Allies: Israel, Egypt, Jordan, Qatar, Saudi Arabia
Adversaries: Iran, the Axis of Resistance
Qatar a mediator
Qatar hosts some of Hamas’ leadership, provides funding to Hamas and is friendly with Iran. But the Gulf state also is a key mediator between Israel and Hamas, and it houses the US’ largest military base in the region.
Middle East Matters
By Hanna Sunny, Dr Karamala Areesh Kumar
The Middle East holds a pivotal position as the heartland of the Earth, serving as the gateway to great powers, an energy source, and a hub for trade. Its inherent volatility, marked by conflicts and terrorism, ensures a constant focus on geopolitics. The ongoing Israel-Gaza conflict has widened its impact globally, transcending State boundaries. Notably, the United States finds itself significantly affected by this geopolitical quagmire.
The attack on ships by Yemen’s Houthis in the Red Sea has flared up tensions. Importantly, these actions extend beyond regional dynamics, with the Houthis seemingly harbouring intentions to retaliate not only against Israel but also against the United States. The complexity of the situation underscores the interconnected nature of geopolitical conflicts, necessitating a comprehensive understanding of historical contexts and strategic motivations.
The Red Sea, a key conduit between Europe and Asia, owes its significance to the Suez Canal, the pivotal link between the Mediterranean Sea and the Indian Ocean. Notably, the strategic Bab al-Mandab strait, connecting the Red Sea and the Gulf of Aden, lies predominantly under Houthi control. With Israel’s GDP standing at $700 billion and an estimated loss of $50 billion attributable to the Gaza conflict, the cumulative impact of Houthi attacks poses a significant economic threat.

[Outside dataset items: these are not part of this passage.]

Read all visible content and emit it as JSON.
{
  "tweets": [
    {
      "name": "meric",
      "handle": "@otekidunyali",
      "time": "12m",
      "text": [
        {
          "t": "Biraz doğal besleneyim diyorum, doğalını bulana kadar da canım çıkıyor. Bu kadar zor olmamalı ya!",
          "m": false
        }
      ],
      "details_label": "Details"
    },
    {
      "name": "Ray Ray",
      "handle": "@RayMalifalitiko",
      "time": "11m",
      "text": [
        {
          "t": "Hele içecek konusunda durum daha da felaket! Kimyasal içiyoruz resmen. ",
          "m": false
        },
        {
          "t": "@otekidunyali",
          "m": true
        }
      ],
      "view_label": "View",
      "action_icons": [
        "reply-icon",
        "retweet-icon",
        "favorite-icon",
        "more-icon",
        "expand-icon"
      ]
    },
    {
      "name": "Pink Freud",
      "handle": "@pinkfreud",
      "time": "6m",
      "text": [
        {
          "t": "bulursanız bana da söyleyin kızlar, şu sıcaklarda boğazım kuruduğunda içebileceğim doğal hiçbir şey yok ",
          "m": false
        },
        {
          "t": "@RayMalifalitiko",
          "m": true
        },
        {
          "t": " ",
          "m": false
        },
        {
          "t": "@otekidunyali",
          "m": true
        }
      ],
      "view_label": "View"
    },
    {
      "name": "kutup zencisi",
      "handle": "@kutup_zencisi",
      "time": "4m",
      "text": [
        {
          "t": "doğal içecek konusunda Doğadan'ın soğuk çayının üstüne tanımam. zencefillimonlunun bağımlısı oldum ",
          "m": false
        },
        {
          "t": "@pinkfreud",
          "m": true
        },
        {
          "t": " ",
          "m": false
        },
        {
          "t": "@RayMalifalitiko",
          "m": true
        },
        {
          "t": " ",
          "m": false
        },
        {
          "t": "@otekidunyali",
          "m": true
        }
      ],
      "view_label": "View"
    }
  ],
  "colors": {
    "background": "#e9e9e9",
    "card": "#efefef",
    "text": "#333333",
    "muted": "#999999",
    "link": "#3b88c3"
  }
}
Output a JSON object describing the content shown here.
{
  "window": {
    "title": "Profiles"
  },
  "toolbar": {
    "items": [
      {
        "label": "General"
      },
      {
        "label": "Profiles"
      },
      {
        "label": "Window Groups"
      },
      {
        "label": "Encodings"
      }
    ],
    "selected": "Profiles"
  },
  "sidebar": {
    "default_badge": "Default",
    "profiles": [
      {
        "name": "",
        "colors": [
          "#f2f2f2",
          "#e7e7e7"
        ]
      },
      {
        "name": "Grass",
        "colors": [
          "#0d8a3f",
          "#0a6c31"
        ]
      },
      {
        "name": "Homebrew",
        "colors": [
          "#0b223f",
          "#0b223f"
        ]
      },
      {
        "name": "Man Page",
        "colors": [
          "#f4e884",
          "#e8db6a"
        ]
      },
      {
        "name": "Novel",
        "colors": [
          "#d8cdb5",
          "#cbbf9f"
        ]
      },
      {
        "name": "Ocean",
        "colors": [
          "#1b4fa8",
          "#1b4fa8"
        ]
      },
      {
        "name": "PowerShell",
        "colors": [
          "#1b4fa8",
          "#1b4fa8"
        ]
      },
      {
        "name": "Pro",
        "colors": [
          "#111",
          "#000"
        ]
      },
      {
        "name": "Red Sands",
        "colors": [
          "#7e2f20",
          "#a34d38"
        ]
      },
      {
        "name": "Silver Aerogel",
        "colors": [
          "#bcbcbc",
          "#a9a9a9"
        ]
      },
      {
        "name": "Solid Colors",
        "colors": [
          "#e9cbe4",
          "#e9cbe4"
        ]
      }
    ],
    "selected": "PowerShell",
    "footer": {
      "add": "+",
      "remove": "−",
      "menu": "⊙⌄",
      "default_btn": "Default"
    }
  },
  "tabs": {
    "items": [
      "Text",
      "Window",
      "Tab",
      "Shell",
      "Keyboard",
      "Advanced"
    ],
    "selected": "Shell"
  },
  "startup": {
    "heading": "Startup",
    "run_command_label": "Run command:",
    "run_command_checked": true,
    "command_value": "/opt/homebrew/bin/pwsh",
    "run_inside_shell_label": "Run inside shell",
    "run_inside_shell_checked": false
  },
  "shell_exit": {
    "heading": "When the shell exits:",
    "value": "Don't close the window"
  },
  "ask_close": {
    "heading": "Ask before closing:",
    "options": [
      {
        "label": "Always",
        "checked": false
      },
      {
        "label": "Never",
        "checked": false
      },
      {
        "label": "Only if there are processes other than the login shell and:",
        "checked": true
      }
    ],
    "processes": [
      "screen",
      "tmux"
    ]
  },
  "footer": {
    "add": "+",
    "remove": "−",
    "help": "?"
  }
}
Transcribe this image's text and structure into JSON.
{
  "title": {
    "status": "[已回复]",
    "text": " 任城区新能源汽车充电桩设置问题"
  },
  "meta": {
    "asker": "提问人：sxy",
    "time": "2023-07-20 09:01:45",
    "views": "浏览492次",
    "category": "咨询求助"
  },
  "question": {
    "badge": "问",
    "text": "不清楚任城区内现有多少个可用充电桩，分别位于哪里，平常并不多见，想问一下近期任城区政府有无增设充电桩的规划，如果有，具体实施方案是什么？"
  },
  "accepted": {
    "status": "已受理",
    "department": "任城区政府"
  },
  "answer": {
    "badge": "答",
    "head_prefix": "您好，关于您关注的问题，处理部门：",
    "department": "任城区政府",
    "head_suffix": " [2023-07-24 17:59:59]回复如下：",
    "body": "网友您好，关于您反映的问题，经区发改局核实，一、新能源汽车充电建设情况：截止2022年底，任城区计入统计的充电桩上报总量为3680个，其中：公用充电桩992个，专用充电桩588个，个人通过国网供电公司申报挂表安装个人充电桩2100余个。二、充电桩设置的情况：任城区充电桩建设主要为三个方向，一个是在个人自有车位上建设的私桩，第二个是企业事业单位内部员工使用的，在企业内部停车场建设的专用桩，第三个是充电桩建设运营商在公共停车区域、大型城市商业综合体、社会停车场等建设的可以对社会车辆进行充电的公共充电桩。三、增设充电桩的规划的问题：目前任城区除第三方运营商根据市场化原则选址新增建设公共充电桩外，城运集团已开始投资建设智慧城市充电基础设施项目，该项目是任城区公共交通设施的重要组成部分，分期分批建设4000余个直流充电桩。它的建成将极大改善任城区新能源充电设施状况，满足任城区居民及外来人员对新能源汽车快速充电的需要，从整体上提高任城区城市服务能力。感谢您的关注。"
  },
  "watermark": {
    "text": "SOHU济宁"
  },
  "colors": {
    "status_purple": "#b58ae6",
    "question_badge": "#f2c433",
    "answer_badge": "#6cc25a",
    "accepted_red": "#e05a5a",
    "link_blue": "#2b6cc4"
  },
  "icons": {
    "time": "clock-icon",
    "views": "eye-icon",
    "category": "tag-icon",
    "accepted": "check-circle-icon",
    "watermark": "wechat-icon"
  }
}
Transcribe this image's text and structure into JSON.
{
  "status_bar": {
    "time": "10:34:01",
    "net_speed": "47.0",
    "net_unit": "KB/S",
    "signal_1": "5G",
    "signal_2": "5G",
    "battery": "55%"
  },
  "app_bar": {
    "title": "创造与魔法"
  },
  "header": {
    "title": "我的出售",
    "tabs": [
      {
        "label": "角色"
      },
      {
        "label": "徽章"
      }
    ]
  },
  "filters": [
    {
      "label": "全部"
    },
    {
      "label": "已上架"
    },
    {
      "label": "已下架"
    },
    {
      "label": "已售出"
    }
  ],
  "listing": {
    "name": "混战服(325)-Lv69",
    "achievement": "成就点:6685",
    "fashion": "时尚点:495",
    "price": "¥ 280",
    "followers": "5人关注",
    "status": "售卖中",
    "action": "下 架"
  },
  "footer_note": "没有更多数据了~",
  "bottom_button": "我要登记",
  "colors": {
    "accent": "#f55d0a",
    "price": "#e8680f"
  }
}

Given the Middle East’s critical role as a worldwide commercial hub, maintaining the constant flow of commerce is imperative. The US has consistently supported Israel and their close partnership has only gotten stronger over time. However, the recent attacks on Israeli ships in the Red Sea have placed the US in a challenging position. In response to the assaults, the US initially launched Operation Prosperity Guardians, deploying the US Navy to protect vulnerable areas in collaboration with other states. However, unlike past instances where a US call to protect a nation rallied widespread international cooperation, this time, only a limited number of countries have joined forces, with notable hesitancy from nations like France and Spain. The reluctance to commit warships underscores a shift in global dynamics— nations align with the US based on individual considerations rather than a uniform commitment.
While the US has a robust naval presence, particularly in the Pacific Ocean, logistical constraints hinder redeployment to the Red Sea. Shifting forces from the Indo-Pacific region risks enabling China to exploit strategic opportunities in the vacated areas. Given the strategic importance of the Pacific in countering China, the US is reluctant to compromise its positioning. Besides, utilising surveillance systems to thwart Houthi attacks is impeded as these systems are currently engaged in the Russia-Ukraine conflict.